Assignment 1

1.1 Question:

Create a scatterplot in Ggplot2 that shows dependence of Palmitic on Oleic in which observations are colored by Linoleic. Create also a similar scatter plot in which you divide Linoleic variable into four classes (use cut_interval() ) and map the discretized variable to color instead. How easy/difficult is it to analyze each of these plots? What kind of perception problem is demonstrated by this experiment?

Answer:

Compare the 2 plots below, for the first plot, when we use the Linoleic value as the colour value directly, it becomes tough to identify which group the point belongs to, because the points use a similar colour. While for the second plot, we cut the Linoleic value to 4 groups, it becomes much easier to know which group a point belongs to.

Humans are not good at identifying similar colours, especially when we mix lots of colours in one plot. So when we plot something, we should limit the colour number used, and it’s better to use different colours instead of similar colours.

1.2 Question:

Create scatterplots of Palmitic vs Oleic in which you map the discretized Linoleic with four classes to:

  1. Color

  2. Size

  3. Orientation angle (use geom_spoke() )

State in which plots it is more difficult to differentiate between the categories and connect your findings to perception metrics (i.e. how many bits can be decoded by a specific aesthetics)

Answer:

Regarding the bits can be decoded by a specific aesthetics in our case, according to the formula: levels number = 2^bits, and we also know that we have 4 distinct groups for all the plots, so for the colour, we can decode 2 bits, for the size, we can decode 2 bits, and for the orientation angle, we can decode 2 bits.

Compare the metrics provided on the ppt, we know that size can provide 4-5 levels which is 2.2 bits, colour(hue) can provide 10 levels which is 3.1 bits, line orientation can be encoded to 3 bits, and line length can be encoded to 2.8 bits. Since 2 is smaller than all of the bits mentioned, we know that all of the aesthetics can be used to differentiate between the categories.
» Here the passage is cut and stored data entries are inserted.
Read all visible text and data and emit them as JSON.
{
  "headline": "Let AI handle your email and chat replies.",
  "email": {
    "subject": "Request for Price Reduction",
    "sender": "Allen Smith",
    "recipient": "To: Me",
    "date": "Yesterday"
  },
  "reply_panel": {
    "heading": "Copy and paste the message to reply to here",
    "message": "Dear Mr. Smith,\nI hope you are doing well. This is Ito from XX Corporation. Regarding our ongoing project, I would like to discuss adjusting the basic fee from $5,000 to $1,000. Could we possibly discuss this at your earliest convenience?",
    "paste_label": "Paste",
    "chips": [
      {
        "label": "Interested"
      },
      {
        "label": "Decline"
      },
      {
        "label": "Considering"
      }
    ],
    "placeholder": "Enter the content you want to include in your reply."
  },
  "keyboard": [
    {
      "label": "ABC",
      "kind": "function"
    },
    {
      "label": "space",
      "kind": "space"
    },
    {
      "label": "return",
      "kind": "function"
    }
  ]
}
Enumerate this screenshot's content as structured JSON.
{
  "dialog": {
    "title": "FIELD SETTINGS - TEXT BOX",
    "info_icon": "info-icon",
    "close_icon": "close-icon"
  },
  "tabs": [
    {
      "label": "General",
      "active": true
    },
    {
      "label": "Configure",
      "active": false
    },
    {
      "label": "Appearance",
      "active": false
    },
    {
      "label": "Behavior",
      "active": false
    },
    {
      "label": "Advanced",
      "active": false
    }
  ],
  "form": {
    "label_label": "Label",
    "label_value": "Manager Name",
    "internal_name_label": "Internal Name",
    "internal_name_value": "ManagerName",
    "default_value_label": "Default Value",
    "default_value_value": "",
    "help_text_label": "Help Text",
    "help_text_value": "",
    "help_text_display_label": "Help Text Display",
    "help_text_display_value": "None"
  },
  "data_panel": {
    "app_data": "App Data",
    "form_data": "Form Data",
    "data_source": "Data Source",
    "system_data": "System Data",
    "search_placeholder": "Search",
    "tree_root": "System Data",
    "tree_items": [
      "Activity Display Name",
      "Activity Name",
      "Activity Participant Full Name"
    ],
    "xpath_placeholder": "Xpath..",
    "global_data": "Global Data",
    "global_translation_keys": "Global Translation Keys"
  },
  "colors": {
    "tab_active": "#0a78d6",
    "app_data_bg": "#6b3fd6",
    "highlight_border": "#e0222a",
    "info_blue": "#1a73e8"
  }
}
From the plots below, we found that after changing the size of the point to a relatively smaller scale, all 3 plots can be used to differentiate different groups, however, the orientation angle is still the more difficult one to differentiate between the categories. Because even if we can use different angles to show distinct groups, we still not know which group mapping to a specific angle(in a static image), besides, ggplot does not support using an arrow as a legend natively, so it is not suitable to use ggplot and geom_spoke to identify groups in our case.

1.3 Question:

Create a scatterplot of Oleic vs Eicosenoic in which color is defined by numeric values of Region. What is wrong with such a plot? Now create a similar kind of plot in which Region is a categorical variable. How quickly can you identify decision boundaries? Does preattentive or attentive mechanism make it possible?

Answer:

The first plot which use numeric values of Region as colour is not correct, because the region is a categorical variable(although it is written as integer number), such a plot will misleading the user.
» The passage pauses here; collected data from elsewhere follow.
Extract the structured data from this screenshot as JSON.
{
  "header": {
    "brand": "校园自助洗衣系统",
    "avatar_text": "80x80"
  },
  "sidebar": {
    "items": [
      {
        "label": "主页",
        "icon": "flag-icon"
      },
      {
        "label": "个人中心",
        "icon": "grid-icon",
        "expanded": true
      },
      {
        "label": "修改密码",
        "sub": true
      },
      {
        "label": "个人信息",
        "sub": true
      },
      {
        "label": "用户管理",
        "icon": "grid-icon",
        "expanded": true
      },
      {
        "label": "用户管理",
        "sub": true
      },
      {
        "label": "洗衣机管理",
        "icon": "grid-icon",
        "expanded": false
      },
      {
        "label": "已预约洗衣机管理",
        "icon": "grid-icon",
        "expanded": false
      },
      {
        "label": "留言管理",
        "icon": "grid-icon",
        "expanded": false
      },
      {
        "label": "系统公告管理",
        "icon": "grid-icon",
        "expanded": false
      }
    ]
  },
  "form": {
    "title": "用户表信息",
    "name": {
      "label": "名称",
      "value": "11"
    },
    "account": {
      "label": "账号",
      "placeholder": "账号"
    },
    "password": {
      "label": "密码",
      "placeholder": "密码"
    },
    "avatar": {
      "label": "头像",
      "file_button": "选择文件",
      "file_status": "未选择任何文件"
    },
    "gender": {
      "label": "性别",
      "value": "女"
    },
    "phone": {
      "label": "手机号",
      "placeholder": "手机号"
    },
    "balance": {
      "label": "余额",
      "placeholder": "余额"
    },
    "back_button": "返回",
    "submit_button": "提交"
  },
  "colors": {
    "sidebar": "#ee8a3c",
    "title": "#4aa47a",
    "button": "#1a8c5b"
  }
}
For the second plot, we can easily identify decision boundaries.

Preattentive or attentive mechanism make it possible to identify decision boundaries. Because the colour, size and shape are preattentive mechanisms, they can be processed in the first stage. In our case, we can use colour to distinguish different regions immediately.

1.4 Question:

Create a scatterplot of Oleic vs Eicosenoic in which color is defined by a discretized Linoleic (3 classes), shape is defined by a discretized Palmitic (3 classes) and size is defined by a discretized Palmitoleic (3 classes). How difficult is it to differentiate between \(27=3*3*3\) different types of observations? What kind of perception problem is demonstrated by this graph?

Answer:

From the plot below, it’s very hard to identify 27 different types. Several same colour points stack together which makes it hard to identify different shape and size.

The main perception problem here is the overload of visual cues, especially when the plot does not show clear boundaries between clusters.

1.5 Question:

Create a scatterplot of Oleic vs Eicosenoic in which color is defined by Region, shape is defined by a discretized Palmitic (3 classes) and size is defined by a discretized Palmitoleic (3 classes). Why is it possible to clearly see a decision boundary between Regions despite many aesthetics are used? Explain this phenomenon from the perspective of Treisman’s theory.

Answer:

According to Treisman’s Feature Integration Theory, when people view visual stimuli, they will two stages to find the pattern, in the first stage, it will process simple features (like colour, shape, or size) in parallel, in the second stage, all the result of the first stage will integrate to find patterns existed in the visual stimuli.

Colour is a highly salient feature and can be processed in the first stage, if a boundary can be found easily between different groups by using the colour, the colour will become the dominant factor, while the size and shape are relatively hard to process compared to the colours(in case they did not show clear boundary).

In our case, when we use different colours to distinguish different Regions, we find a clear boundary. Compared to the previous plot in 1.4, it’s more suitable to use colour as a main factor to separate the data points.

1.6 Question:

Use Plotly to create a pie chart that shows the proportions of oils coming from different Areas. Hide labels in this plot and keep only hover-on labels. Which problem is demonstrated by this graph?

Answer:

The problem in the following pie chart is the default pie chart does not have the label displayed by default(only the hover-on label).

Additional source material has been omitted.